J’espère que cet article vous aura intéressé·e. En l’écrivant, je me suis demandée si ça valait vraiment la peine de partager une démarche qui ne regarde que moi, mais je me dis que ce n’est peut-être pas inutile. J’en suis là où j’en suis aujourd’hui parce que des anonymes m’ont inspirée en me donnant un petit aperçu de comment ils vivaient donc ça jouera peut-être le même rôle ici. Sur un tout autre sujet, je vous donne rendez-vous lundi prochain pour vous parler de mes poches Premier Empire en patchwork. D’ici là, bonne semaine !

4 commentaire

  1. Et bien je te confirme que tu fais toi aussi partie des anonymes qui inspirent d’autres anonymes, rien que par le contenu global de ton blog 😉
    Très intéressant de lire ta démarche. Je te souhaite bon courage quand ta limite de besoins de cousettes sera atteinte, mais comme tu le dis bien: de la contrainte nait la créativité, et je ne doute pas que tu trouveras une pirouette pour continuer de créer!
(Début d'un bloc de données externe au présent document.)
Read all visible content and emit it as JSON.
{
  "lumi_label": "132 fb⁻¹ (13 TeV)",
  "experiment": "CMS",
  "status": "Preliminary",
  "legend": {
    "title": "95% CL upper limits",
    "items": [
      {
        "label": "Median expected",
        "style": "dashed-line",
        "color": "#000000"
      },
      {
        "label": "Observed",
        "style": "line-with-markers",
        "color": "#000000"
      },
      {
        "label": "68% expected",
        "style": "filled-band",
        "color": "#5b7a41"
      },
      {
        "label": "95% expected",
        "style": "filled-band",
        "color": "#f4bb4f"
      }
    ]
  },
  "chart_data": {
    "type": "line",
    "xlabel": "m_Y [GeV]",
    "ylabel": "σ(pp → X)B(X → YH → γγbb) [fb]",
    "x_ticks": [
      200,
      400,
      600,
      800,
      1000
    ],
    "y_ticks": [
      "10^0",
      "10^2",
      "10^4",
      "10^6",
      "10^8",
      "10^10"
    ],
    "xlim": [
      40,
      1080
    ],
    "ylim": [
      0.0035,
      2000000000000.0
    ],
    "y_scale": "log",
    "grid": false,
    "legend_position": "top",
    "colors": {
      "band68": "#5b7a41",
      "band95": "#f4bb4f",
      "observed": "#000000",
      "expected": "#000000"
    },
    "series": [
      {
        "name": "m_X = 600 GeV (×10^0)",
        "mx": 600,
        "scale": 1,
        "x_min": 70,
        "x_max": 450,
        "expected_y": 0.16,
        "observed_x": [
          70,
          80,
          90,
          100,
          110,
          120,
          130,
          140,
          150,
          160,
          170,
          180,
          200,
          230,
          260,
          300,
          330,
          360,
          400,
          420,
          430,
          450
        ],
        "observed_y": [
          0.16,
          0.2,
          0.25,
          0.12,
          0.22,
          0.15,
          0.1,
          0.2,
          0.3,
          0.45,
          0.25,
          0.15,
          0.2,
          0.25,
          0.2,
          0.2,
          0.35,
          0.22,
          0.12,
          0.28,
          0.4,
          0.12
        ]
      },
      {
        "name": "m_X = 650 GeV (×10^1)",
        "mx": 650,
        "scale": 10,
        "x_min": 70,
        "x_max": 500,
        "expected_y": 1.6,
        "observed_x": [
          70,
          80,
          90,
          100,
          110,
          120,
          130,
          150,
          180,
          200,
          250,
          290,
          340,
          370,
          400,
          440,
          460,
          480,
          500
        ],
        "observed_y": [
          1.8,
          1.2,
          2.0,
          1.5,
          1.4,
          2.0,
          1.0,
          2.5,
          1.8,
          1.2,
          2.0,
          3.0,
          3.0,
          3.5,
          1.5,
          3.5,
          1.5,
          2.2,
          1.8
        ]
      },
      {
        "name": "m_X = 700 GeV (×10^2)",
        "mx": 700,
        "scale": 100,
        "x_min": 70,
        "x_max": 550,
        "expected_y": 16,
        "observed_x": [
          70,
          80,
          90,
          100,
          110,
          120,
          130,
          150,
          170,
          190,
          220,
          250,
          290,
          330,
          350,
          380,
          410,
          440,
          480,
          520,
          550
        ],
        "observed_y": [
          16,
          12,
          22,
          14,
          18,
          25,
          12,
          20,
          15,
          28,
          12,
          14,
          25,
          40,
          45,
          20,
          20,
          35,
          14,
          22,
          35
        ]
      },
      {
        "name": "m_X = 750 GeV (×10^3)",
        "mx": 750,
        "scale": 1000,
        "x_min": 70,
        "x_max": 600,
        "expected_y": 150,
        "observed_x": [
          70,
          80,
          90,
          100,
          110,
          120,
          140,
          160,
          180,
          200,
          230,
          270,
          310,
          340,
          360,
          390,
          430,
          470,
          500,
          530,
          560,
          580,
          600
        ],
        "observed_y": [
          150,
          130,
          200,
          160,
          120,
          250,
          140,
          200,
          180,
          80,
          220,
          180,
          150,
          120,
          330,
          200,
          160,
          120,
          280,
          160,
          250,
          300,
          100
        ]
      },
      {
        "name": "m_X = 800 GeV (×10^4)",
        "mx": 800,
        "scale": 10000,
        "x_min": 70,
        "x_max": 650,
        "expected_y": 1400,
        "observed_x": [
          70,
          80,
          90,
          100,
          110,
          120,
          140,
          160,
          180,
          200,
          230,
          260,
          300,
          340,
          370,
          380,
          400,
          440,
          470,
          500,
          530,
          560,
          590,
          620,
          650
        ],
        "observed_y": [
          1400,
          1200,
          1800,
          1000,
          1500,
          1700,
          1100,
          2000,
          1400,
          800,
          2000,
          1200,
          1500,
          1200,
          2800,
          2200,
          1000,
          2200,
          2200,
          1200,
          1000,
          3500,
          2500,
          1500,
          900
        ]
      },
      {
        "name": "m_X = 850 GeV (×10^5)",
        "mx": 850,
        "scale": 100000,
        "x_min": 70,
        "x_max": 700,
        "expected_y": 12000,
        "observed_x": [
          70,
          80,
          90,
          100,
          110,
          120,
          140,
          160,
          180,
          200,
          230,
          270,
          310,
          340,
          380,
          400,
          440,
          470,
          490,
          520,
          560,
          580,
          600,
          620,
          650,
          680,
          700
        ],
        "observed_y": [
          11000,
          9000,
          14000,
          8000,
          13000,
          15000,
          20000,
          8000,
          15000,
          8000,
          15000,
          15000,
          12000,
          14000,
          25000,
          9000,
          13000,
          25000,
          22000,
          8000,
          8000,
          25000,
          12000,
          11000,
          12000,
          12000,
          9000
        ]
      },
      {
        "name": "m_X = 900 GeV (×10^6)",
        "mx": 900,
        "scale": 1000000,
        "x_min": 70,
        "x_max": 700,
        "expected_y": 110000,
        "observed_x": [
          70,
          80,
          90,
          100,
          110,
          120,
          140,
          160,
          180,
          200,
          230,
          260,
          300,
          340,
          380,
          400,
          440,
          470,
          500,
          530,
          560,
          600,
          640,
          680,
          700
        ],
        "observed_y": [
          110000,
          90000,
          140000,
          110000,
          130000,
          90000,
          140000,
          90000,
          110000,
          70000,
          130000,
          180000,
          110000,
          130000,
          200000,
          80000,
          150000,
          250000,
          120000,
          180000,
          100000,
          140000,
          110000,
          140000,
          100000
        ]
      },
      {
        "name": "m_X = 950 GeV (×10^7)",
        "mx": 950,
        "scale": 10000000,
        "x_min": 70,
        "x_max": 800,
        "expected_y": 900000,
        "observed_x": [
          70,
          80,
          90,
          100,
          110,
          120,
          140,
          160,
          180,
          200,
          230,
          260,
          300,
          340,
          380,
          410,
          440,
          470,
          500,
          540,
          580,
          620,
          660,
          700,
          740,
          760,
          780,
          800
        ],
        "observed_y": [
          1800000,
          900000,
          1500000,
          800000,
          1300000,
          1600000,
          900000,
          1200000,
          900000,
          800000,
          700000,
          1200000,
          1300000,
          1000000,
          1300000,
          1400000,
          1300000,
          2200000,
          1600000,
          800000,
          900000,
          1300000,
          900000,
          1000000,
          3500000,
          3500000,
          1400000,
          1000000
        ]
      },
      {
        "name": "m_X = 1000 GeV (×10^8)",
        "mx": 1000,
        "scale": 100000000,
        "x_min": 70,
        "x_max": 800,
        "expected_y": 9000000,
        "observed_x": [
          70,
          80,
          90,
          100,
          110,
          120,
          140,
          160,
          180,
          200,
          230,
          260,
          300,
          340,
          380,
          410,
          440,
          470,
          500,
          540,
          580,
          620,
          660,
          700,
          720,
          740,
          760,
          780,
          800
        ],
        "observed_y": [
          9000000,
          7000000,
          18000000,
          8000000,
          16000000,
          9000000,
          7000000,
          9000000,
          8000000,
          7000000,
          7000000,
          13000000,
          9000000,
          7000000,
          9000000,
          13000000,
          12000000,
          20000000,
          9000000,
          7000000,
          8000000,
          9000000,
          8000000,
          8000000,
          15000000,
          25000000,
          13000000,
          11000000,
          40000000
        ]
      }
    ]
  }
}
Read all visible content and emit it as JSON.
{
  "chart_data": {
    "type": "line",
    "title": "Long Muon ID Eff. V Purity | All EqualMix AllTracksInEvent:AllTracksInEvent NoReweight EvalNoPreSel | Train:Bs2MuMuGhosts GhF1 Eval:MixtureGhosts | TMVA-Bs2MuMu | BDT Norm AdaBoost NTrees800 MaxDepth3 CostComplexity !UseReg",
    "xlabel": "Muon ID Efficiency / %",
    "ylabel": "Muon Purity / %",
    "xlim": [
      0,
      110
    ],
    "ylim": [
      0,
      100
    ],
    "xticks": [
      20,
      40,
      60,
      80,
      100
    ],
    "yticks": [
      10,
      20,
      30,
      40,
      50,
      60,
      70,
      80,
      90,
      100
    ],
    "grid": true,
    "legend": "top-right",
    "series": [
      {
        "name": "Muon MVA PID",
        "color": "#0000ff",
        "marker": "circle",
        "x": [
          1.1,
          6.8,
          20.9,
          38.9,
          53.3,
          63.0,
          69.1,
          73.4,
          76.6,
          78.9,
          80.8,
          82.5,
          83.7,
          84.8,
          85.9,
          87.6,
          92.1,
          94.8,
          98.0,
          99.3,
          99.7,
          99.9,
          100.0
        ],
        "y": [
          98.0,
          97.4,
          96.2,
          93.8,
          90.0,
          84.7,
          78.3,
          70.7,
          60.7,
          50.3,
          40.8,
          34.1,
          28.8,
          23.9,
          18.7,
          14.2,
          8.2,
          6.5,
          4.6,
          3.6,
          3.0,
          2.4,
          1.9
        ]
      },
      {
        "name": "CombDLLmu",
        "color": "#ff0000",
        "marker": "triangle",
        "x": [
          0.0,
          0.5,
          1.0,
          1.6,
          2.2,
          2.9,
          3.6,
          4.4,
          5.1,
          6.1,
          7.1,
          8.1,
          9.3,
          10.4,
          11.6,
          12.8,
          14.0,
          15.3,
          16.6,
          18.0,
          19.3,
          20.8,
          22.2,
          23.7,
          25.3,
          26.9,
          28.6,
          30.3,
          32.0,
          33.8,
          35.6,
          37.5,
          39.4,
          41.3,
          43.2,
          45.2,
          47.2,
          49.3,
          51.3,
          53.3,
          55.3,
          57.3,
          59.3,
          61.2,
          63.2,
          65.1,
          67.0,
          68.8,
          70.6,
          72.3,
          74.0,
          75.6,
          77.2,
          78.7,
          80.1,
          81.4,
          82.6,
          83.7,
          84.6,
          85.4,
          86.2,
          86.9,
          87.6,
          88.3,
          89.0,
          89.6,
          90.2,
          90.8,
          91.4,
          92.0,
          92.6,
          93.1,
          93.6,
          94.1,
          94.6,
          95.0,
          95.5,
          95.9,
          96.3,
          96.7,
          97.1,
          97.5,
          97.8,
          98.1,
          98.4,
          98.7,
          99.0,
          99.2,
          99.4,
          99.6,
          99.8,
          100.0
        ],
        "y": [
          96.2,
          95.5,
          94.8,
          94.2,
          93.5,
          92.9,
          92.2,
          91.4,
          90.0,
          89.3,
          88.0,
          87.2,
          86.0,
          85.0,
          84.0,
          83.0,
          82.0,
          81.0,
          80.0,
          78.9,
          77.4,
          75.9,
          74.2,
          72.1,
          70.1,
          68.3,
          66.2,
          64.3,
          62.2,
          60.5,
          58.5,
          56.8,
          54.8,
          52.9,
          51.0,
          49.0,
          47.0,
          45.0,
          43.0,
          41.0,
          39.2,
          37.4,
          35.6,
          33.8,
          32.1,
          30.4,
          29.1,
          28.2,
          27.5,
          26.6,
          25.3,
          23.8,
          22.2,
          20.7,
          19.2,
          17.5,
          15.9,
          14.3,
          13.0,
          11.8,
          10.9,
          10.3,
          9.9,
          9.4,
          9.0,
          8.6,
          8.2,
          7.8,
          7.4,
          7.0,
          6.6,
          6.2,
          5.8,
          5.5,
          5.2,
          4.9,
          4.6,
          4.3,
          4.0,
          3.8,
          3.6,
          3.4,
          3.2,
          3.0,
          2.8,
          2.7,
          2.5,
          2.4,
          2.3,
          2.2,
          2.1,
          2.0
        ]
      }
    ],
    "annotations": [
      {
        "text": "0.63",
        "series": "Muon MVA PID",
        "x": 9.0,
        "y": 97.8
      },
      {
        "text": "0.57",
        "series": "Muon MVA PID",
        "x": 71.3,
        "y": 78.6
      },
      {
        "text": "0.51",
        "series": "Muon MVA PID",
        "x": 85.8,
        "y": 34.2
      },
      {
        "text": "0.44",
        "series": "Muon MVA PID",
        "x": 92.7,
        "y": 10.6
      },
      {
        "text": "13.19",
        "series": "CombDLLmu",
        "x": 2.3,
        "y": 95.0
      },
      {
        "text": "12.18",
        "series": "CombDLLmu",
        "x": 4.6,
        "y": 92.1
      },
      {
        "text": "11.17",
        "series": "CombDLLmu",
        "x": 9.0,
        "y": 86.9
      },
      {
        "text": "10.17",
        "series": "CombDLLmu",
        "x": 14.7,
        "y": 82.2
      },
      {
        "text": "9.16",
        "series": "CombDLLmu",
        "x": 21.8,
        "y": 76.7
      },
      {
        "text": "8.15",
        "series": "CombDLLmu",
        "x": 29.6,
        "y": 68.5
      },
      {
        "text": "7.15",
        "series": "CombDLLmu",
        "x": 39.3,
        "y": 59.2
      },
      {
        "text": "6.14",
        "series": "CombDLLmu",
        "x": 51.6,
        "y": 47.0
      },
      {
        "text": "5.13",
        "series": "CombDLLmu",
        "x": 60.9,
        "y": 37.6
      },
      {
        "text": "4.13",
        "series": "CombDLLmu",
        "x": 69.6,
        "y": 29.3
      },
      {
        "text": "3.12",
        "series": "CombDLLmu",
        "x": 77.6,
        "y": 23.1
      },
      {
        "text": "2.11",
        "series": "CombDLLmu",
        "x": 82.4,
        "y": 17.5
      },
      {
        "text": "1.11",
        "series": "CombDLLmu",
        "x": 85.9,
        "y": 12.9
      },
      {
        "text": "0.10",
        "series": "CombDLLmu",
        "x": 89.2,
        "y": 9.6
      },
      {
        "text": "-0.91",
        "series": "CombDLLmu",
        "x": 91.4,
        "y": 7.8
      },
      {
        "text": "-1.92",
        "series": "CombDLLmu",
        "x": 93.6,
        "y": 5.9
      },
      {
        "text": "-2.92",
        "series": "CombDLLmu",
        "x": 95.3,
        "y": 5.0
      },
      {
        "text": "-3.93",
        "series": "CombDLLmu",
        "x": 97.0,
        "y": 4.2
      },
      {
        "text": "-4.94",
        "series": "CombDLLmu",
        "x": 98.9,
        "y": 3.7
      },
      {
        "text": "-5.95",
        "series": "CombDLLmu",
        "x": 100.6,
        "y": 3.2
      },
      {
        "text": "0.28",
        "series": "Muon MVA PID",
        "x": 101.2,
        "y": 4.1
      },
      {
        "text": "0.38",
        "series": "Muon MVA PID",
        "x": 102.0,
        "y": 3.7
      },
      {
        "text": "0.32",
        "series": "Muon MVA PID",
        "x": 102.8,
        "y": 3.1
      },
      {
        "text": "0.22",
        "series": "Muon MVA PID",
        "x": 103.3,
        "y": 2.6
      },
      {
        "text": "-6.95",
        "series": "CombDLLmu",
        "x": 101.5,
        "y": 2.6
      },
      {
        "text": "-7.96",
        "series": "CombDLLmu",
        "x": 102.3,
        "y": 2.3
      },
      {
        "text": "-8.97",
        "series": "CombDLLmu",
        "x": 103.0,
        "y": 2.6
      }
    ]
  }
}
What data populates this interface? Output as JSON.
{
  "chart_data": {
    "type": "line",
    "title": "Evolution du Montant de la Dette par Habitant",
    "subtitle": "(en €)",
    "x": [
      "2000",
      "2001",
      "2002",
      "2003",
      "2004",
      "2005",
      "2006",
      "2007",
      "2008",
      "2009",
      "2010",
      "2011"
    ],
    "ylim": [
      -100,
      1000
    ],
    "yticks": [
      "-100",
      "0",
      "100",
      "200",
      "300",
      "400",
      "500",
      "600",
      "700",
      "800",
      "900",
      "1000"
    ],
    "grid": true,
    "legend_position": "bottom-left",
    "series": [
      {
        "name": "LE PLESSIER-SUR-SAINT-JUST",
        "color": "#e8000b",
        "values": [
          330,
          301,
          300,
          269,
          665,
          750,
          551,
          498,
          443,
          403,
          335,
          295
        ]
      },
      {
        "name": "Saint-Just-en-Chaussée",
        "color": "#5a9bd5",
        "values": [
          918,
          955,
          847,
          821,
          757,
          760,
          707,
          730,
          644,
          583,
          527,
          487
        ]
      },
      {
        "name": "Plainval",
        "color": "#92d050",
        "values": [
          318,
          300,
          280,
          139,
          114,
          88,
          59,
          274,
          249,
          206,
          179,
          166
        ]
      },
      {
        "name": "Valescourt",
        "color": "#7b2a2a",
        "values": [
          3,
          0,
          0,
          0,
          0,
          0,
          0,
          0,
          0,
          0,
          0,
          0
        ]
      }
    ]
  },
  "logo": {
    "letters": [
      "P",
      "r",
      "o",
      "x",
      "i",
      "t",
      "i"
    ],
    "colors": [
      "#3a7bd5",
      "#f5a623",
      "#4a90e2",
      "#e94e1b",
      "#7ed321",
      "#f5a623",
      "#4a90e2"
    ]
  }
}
    1. Merci Celystine ! 🙂

  2. Tu pourras toujours coudre et tricoter pour d’autres 😉 même si ce n’est pas tout à fait le même plaisir.
    C’est très marrant parce qu’on n’en a jamais parlé, mais le défi de la garde-robe capsule de Clo a été un élément clé pour moi également dans la couture. Après, je me suis un peu éloignée car le manque de temps et de disponibilité mentale ne m’ont pas permis de suivre ce défi, mais oui clairement ça m’a donné envie de coudre davantage pour moi.
    Ma démarche n’est pas vraiment politisée, elle s’appuierait davantage sur une volonté de ne pas participer à l’épuisement des ressources et la pollution. Je trouve déjà qu’avoir trop d’achats dont je n’ai pas besoin est un problème, surtout que je ne vis pas seule et que je dois penser aux besoins de toute la famille. Il y a des jours où j’arrive à suivre cette ligne directrice, d’autres pas du tout, mais c’est déjà ça…

    1. Ah, c’est rigolo que le défi de la garde robe capsule ait aussi été un déclic pour toi !
      Effectivement je pense que je ferai davantage pour les autres à l’avenir, en particulier en tricot parce que je ne me vois pas ne pas tricoter de façon régulière, mais je n’ai clairement pas besoin de 312 pulls. Je suis plus encline à tricoter pour les autres que coudre pour les autres, je suppose parce qu’il y a moins de problématiques d’ajustements.
      De toute façon, tout ça n’est qu’une succession d’arbitrages qui dépendent de facteurs hyper personnels donc c’est déjà bien d’avoir une ligne directrice même si on en dévie parfois.